Llevaba recorridos aproximadamente 19 kilómetros cuando los primeros granizos empezaron a golpearme la cara. Estaba todavía a la altura de la Fuente de la Bicha y me quedaban, por tanto, unos 6 kilómetros para acabar el recorrido.
Soplaba el viento, gélido, y las fuerzas ya me estaban abandonando. De hecho, no había previsto correr tanto ni, desde luego, correr a esa velocidad. Y, sin embargo, allí estaba. Bajo el granizo. Helado y casi reventado, con la sudadera empapada, adherida a la piel.
En ese momento me acordé de Leónidas, rey de Esparta, cuando en «300» decía aquello de «Esta noche cenaremos… ¡en el Infierno!» Y me acordaba de él porque suya es esa otra gran frase: «Cuánto más se sufre en el campo de entrenamiento, menos se sufre en la batalla.»

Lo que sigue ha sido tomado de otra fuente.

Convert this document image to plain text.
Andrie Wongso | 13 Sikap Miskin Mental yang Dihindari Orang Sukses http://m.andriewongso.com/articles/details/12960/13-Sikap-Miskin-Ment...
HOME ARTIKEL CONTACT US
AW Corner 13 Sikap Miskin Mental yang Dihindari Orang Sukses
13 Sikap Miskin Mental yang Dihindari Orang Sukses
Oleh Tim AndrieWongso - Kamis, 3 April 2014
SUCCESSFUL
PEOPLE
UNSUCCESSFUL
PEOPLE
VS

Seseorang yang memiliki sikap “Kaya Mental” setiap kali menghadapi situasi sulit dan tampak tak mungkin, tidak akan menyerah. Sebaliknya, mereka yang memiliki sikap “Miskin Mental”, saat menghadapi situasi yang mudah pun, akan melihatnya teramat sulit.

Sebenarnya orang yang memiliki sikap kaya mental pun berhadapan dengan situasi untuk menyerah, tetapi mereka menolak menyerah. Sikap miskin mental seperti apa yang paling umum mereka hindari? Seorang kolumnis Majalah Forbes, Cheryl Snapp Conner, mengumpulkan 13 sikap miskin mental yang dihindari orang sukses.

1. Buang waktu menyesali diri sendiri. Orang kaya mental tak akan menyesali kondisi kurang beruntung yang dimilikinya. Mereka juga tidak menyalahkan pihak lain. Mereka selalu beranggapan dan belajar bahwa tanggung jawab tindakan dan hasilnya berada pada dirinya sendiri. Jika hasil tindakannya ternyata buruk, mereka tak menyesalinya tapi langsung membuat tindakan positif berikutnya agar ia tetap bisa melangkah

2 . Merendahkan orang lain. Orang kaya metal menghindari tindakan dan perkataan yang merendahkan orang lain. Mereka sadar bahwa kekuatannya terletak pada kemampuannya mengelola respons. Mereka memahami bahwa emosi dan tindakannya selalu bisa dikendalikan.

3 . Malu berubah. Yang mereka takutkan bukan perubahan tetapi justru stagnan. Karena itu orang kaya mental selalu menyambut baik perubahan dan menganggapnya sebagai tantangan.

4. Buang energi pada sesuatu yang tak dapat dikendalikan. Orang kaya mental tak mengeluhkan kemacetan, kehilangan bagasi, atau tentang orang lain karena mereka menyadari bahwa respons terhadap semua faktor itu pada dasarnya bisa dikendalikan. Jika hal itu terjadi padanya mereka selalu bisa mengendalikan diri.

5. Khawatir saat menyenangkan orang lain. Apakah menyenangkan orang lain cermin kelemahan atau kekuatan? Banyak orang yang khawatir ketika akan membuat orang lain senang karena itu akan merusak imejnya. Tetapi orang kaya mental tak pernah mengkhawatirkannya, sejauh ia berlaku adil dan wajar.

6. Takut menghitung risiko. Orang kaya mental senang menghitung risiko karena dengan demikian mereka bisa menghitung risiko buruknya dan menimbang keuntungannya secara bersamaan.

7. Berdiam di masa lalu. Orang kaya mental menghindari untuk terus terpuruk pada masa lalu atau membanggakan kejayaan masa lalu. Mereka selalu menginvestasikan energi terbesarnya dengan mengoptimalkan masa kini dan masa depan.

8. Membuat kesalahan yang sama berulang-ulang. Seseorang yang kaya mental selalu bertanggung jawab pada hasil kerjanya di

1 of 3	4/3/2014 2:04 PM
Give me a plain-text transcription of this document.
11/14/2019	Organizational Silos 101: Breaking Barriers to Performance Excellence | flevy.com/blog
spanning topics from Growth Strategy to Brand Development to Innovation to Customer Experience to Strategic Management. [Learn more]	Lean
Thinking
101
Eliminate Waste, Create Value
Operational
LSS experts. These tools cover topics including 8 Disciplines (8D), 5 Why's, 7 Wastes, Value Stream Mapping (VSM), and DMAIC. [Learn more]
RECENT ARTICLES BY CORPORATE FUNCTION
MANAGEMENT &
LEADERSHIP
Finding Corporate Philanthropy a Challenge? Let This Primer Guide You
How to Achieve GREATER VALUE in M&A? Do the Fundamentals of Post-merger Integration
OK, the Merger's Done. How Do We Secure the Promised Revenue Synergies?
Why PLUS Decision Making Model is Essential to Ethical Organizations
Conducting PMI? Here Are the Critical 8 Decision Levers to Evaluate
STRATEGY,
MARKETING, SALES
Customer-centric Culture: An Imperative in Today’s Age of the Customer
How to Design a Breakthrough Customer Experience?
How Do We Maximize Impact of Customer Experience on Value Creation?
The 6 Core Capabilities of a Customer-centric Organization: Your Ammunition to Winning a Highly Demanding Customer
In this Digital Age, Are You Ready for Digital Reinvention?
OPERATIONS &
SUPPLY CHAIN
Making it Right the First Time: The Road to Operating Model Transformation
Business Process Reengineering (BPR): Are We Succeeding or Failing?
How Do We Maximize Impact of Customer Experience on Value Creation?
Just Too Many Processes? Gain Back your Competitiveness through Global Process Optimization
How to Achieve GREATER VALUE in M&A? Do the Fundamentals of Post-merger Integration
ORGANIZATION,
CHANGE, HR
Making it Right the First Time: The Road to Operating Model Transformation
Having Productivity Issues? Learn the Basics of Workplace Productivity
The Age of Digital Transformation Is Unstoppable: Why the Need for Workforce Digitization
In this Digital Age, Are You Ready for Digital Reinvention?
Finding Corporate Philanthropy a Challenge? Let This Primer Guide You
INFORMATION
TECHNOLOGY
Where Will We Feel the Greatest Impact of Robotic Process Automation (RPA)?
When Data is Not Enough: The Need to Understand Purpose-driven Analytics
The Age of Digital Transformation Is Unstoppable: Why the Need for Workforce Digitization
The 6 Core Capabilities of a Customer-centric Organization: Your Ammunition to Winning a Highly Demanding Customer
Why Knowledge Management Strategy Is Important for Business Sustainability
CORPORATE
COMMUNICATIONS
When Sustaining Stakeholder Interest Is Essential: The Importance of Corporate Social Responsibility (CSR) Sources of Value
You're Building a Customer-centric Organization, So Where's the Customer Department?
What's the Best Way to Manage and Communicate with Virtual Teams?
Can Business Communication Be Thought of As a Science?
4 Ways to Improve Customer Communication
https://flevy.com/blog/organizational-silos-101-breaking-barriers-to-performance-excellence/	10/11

¿Por qué apelar a estos símiles bélicos, precisamente hoy? Pues porque lo de Sevilla, dentro de menos de cinco semanas, va a ser bélico, épico, doloroso, trágico y dramático. Sí. Así sé que será. Mi primera Maratón.
Un reto, un desafío, un sueño. ¿Imposible? Espero que no.
Aceleré el paso, pero arreció un granizo fuerte, sostenido, inclemente, que se iba acumulando en los márgenes del camino. A esas alturas, mis piernas estaban cubiertas de una plasta de puro barro. De hecho, ya ni intentaba evitar los charcos. Los veía, pero no era capaz de saltarlos. Los gemelos, en tensión, amenazaban con reventar.
Pero seguí corriendo.
Recordaba las palabras de mi Alter Ego, José Antonio Flores, impresionantes, sinceras, clarividentes, en su entrada «La mística del maratón», publicado en el Blog de Las Verdes: «Considerándolo detenidamente, el verdadero mérito no está, en esencia, en correr un maratón, no. Tal vez, el camino más arduo, hostil y arriesgado sea prepararlo. Excepto en casos muy aislados de atletas dotados de una naturaleza fuera de lo común o atletas con altas dosis de arrojo e inconsciencia, a un maratón se llega después de duras y largas sesiones kilométricas.»
La soledad del corredor de fondo, en su más pura esencia. De hecho, cuando comencé a subir hacia la Bola de Oro y las zapatillas no agarraban en el pavimento, cubierto de una incipiente capa de nieve que crujía a cada paso, me volví a hacer esa pregunta que tanto me gusta y que posiblemente, define una manera de entender la vida: «¿Qué hago yo aquí?»
Ya saben que es la pregunta que se hacía Bruce Chatwin cuando, en su peregrinar por el mundo, se encontraba en lugares, situaciones y momentos extraños, absurdos o comprometidos. Y con ese título escribió un libro fundamental en la historia de la literatura de viajes.
Y a mí me encanta preguntarme eso: «¿Qué hago yo aquí?» Es sinónimo de, cuando menos, haber roto con la monotonía de la vida corriente. De estar haciendo algo raro, extraño, desmesurado. Distinto. O, a sensu contrario, de empezar a plantearme el hacerlo.
Sé que, en Sevilla, dentro de unas semanas, corriendo por sus calles, cuando vaya reventado y vea que aún me quedan muchos kilómetros para terminar la Maratón, volveré a atormentarme con la eterna pregunta que me acompaña desde casi siempre: «¿Qué hago yo aquí»?
Como esta tarde, cuando llegaba a casa con los gemelos tensos como las cuerdas de un arco y el nervio ciático altamente irritado, pidiendo clemencia. ¿Por qué? ¿Para qué? Se supone que hoy era un día histórico: investían a Obama como Presidente. Sí. Nunca me olvidaré de dónde estaba ese día. Corriendo sobre el barro y bajo el granizo. Uno de esos entrenamientos que, además de endurecer los músculos, forjan el carácter. Y pensaba… «Yes. We can.»
Llegas a casa, pones la comida a calentar y, mientras, te das una larga ducha de agua hirviendo, sintiendo cómo la sangre vuelve a circular por arterias y venas. Y te vas sintiendo cada vez mejor. Nada que ver con el Ecce Homo que, aterido de frío y con el rostro contraído por el esfuerzo de restarle cinco minutos al mismo recorrido del domingo pasado, 25 intensos kilómetros, te devolvía una incrédula y absurda mirada desde el espejo del ascensor. Bebes agua. Mucha. Y comes. Y te sientas en el sofá. Y mientras Gato Barbieri incendia tu casa con su saxo abrasador, te pones a contar todo esto y…
Sí. Tiene sentido. O, al menos, crees encontrárselo. ¿No? ¿Cómo lo ven, ustedes?